Sunday, April 30, 2023

3:30 PM – 6:00 PM ET

Poster Number: 195
Publication Number: 195.333

Jacob Kelner, Connecticut Children's Medical Center, Hartford, CT, United States; Clare Riotte, Connecticut Childrens Medical Center, Hartford, CT, United States; Jessica Askew, Connecticut Children's Medical Center, Granby, CT, United States; Ursula G. Marquis, Connecticut Children's Medical Center, Hartford, CT, United States; Shabnam Lainwala, University of Connecticut School of Medicine, Hartford, CT, United States

Presenting Author(s)

Jacob Kelner, DO (he/him/his)

Fellow
Connecticut Children's Medical Center
Hartford, Connecticut, United States

Background:

In Neonatal Intensive Care Units (NICU), high-risk infants’ pain and agitation is commonly treated with narcotics and sedatives. Due to concerns for long term outcomes in infants exposed to these medications, there is a need for alternate medications. Recently, clonidine is being used to treat pain, agitation and narcotic withdrawal in high-risk infants.
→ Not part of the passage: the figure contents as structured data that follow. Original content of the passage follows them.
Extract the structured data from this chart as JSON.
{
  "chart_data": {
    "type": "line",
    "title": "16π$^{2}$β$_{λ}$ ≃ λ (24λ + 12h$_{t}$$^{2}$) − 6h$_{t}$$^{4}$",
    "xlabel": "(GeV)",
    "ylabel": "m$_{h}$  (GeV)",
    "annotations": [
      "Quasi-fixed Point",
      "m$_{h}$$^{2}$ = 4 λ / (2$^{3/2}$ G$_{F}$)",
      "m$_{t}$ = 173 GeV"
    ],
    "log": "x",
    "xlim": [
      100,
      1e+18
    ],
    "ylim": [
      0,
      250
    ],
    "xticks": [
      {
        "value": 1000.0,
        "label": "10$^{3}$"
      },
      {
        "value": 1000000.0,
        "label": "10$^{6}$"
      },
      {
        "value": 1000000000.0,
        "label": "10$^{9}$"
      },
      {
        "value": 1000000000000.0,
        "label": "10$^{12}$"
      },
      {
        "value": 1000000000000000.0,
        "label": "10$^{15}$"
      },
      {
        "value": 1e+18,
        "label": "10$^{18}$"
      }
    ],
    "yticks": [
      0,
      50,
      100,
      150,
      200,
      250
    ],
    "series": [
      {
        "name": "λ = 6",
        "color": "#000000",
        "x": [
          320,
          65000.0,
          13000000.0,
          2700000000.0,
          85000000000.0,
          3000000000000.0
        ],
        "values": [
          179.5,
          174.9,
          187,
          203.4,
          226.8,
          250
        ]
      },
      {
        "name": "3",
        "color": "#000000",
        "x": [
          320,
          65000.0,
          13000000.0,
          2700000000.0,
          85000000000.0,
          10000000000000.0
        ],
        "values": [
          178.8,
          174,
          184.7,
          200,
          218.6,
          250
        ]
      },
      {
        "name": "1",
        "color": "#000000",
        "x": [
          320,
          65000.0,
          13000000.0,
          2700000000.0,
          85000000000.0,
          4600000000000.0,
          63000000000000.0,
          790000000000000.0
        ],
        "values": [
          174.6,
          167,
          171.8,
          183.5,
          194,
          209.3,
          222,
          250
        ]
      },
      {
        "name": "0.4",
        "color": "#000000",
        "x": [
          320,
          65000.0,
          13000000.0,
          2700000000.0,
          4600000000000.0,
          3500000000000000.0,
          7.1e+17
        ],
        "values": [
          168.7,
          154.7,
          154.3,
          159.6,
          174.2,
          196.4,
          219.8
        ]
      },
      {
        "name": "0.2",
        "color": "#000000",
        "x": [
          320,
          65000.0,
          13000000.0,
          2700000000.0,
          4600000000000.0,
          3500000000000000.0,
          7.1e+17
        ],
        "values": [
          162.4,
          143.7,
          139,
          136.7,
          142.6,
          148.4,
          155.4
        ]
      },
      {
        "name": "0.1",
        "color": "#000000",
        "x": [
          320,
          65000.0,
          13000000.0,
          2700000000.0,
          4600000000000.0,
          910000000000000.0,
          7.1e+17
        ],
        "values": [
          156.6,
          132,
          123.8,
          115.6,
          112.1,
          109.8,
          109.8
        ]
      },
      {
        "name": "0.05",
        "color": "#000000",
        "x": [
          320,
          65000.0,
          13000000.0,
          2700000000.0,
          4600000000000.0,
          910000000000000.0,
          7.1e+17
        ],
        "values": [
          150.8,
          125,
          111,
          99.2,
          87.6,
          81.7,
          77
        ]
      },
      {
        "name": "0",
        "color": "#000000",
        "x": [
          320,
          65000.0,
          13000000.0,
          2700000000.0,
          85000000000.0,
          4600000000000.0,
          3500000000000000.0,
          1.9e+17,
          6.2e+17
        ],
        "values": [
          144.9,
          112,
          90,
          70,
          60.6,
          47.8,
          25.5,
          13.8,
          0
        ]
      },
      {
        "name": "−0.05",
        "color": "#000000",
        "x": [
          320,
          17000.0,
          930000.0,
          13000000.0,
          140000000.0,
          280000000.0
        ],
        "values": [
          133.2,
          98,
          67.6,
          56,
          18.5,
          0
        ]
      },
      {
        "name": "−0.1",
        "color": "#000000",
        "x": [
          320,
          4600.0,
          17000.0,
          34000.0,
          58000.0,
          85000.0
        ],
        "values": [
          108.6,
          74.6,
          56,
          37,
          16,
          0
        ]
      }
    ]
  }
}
However, there is limited research on dosage and efficacy of clonidine in this population.

Objective:

To compare dosage, efficacy, and adverse effects of low (LDC; < 4 mcg/k/day) and high (HDC; > 4 mcg/k/day) dose clonidine for the treatment of pain, agitation, and narcotic withdrawal in high-risk infants.

Design/Methods:

This was a retrospective study. Infants born between 09/01/2014 and 11/30/2020 and started on clonidine for pain, agitation or narcotic withdrawal while admitted to the NICU were included. Infants with surgery while on clonidine, treated with clonidine for < 48 hr, expired within 30 days of clonidine initiation or had insufficient documentation were excluded. Infant demographics and morbidities, clonidine dosage, associated adverse effects, use of narcotics/sedatives, and Neonatal Pain, Agitation and Sedation Scale (N-PASS) scores during the first 30 days of clonidine treatment were compared using univariate analyses.

Results:

Of 97 infants treated with clonidine, 63 were included: LDC (N=33) and HDC (N=30). No significant difference in demographics and neonatal morbidities were noted between groups. (Table 1) The starting and maximum clonidine doses were significantly different between LDC and HDC groups. (p value < 0.002) Initial N-PASS score and narcotic/sedative medications, reduction in N-PASS score and narcotic/sedative medication use, associated adverse effects and infants on clonidine at day 30 of treatment were not significantly different in the two groups. (Table 2)

Conclusion(s):

Our study showed that low and high dose clonidine have similar efficacy for treatment of pain, agitation and narcotic withdrawal in high-risk infants in the NICU. Clonidine was relatively safe with low adverse effects. A randomized control trial is needed to compare efficacy and safety of low and high dose clonidine use in high-risk infants.